Remote Work Means Anyone Can Take Your Job
Now thousands of people could be competing for your role from around the world.
When everyone’s face is milliseconds away on a Zoom call, who cares where their butts are sitting? Remote workers could be anywhere in the world. They are, by default, outsourced.
It really doesn’t matter where you hire from anymore. When you don’t need people within a one-hour commute, you can hire from the next city over, or from around the world. Right now you’ve got the same workers spread out across different locations, but over the next few rounds of hires, those employees will change. You’ll get workers from all over the world.
That’s where the real disruption comes in. If you thought globalization was fun for manufacturing, buckle up. Remote work is about to globalize a bunch of service jobs as well.
The first generation
Let’s say you just started working remotely. Everything probably feels mostly the same, work-wise. The same office crew, just on Zoom. You guys even use the old #lunch Slack channel, sometimes even ordering from the same place. Things will go back to normal soon, right?
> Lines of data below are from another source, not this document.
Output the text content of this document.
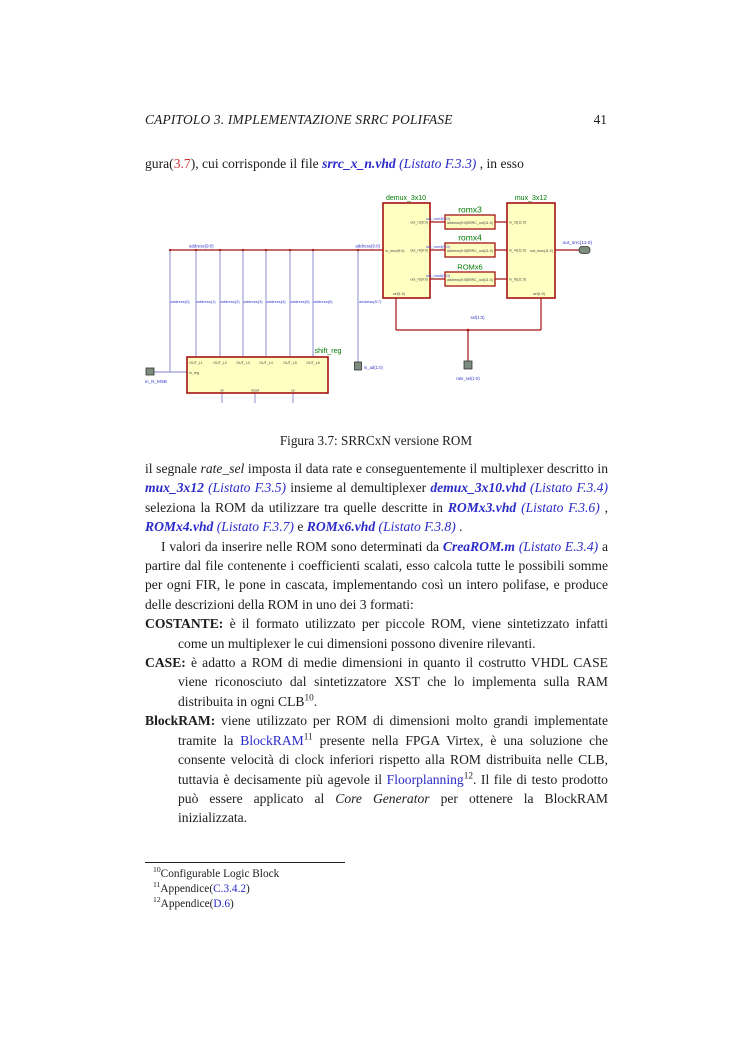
CAPITOLO 3. IMPLEMENTAZIONE SRRC POLIFASE	41
gura(3.7), cui corrisponde il file srrc_x_n.vhd (Listato F.3.3) , in esso
demux_3x10	mux_3x12
romx3
romx4
ROMx6
shift_reg
address(9:0)	address(9:0)
address(0) address(1) address(2) address(3) address(4) address(5) address(6)	address(8:7)
out_rom3(9:0)
out_rom4(9:0)
out_rom6(9:0)
sel(1:0)
in_mux(9:0)
out_r3(9:0)
out_r4(9:0)
out_r6(9:0)
sel(1:0)
address(9:0) SRRC_out(11:0)
address(9:0) SRRC_out(11:0)
address(9:0) SRRC_out(11:0)
in_r3(11:0)
in_r4(11:0)
in_r6(11:0)
out_mux(11:0)
sel(1:0)
in_reg
OUT_L1	OUT_L2	OUT_L3	OUT_L4	OUT_L5	OUT_L6
ck	reset	ce
in_N_MSB
in_ad(1:0)
rate_sel(1:0)
out_srrc(11:0)
Figura 3.7: SRRCxN versione ROM

il segnale rate_sel imposta il data rate e conseguentemente il multiplexer descritto in mux_3x12 (Listato F.3.5) insieme al demultiplexer demux_3x10.vhd (Listato F.3.4) seleziona la ROM da utilizzare tra quelle descritte in ROMx3.vhd (Listato F.3.6) , ROMx4.vhd (Listato F.3.7) e ROMx6.vhd (Listato F.3.8) .

I valori da inserire nelle ROM sono determinati da CreaROM.m (Listato E.3.4) a partire dal file contenente i coefficienti scalati, esso calcola tutte le possibili somme per ogni FIR, le pone in cascata, implementando così un intero polifase, e produce delle descrizioni della ROM in uno dei 3 formati:

COSTANTE: è il formato utilizzato per piccole ROM, viene sintetizzato infatti come un multiplexer le cui dimensioni possono divenire rilevanti.

CASE: è adatto a ROM di medie dimensioni in quanto il costrutto VHDL CASE viene riconosciuto dal sintetizzatore XST che lo implementa sulla RAM distribuita in ogni CLB$^{10}$.

BlockRAM: viene utilizzato per ROM di dimensioni molto grandi implementate tramite la BlockRAM$^{11}$ presente nella FPGA Virtex, è una soluzione che consente velocità di clock inferiori rispetto alla ROM distribuita nelle CLB, tuttavia è decisamente più agevole il Floorplanning$^{12}$. Il file di testo prodotto può essere applicato al Core Generator per ottenere la BlockRAM inizializzata.

$^{10}$Configurable Logic Block

$^{11}$Appendice(C.3.4.2)

$^{12}$Appendice(D.6)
Your office, meanwhile, is gathering dust. After the pandemic drags through Q2 and Q3 your company lets the lease run out. You say you’ll get another office when things start to open back up. This is just temporary.
But it’s not. And normal doesn’t mean anything anymore. What you call “normal” is now history. Your office culture has started evolving, and evolution doesn’t go in reverse. Like any evolution, this happens over generations, and the first generation won’t notice anything major. They’ll just be like, “Cool, no more pants.”
But the next generation will definitely notice as remote jobs become outsourced jobs.
The next new hire
Now it’s Q4 of Pandemonia, and there’s still no vaccine. You’ve been able to commute for months, but there’s no office to commute to. Your company looked at leases for a while, but then gave up. Everyone would have to sit two meters apart, which means two times the square feet, which means two times the rent. And it ultimately doesn’t matter, since the work is getting done from home anyway.
Then a team member leaves the company. The ad for her replacement reads:
Job: Manager
Location: Anywhere
The pandemic isn’t just a blip in how we work. For many jobs, it has already completely decoupled work from a location. The longer it goes on, the stronger this decoupling becomes. Long-term remote work breeds new technology, new customs, and entirely new work cultures. After a while, you couldn’t go back even if you wanted to.
Normal is just what you’re used to now. But people will be used to something else.
What globalization did to manufacturing jobs, remote work will do to many service jobs.
The economics of remote work
It’s important to remember that the economic pressures here will be immense. At first, the winners will be workers. They’ll still get paid big city salaries and will be able to move to where the rents are cheaper if they want. Very quickly, however, that dynamic will flip.
Before this pandemic, a remote worker and physical worker offered two very different types of value. You paid a premium for the physical worker because they contributed to the office culture. But work culture has changed, and in terms of value, all hires are on the same footing.
Now, you can either hire someone from San Francisco and subsidize their obscene rent, or you can hire someone from Omaha. You can get the same work done, but cheaper. What would you choose?
It’s not like wages would just go down across the board. For some jobs, they may well go up. (If you’re specialized, you can apply for jobs anywhere. If you’re in demand, your wages and offers will rise.) And beyond just wages, workers may also now be able to move near their parents, or own a big house instead of renting an apartment. It’s the promise of the suburbs without the murder of the commute. Like any big economic change, there’ll be winners and losers, and it’s not exactly clear from the outset who will end up benefiting from the change.
Globalization for service-based economies
What globalization did to manufacturing jobs, remote work will do to many service jobs. Cities won’t just disappear, but — for many jobs — living in any particular city will no longer be required. That changes things. At scale, that changes the world.
It also presents some risks. Globalization did not help everyone — it led to inequalities and labor abuses, as business leaders moved jobs to where the labor was cheaper, to keep the profits for themselves and away from their nations’ tax systems. While overall globalization lifted millions of people out of poverty and enriched lives, it could have been done better — something we should remember the second time around.
The remote future is near
We like to think of history as steady progress, but it’s really a series of violent shocks, each upending old systems in a process of creative destruction. Our culture was slowly trending toward more remote work until suddenly a violent shock made millions of people remote workers at once.
Like the first fish on land, this generation of workers will regularly return to spawn in the ocean, obsessed with a home that no longer exists. The next generation, however, will question the purpose of water at all.
Remote work just outsourced a ton of jobs, though we haven’t noticed yet. We have created jobs that are divorced from location and — over time — those jobs will start to move. Where they’ll go is anybody’s guess (it could be anywhere in the world), but I can tell you this: If you’re working on Wi-Fi at home, that means your job is literally up in the air.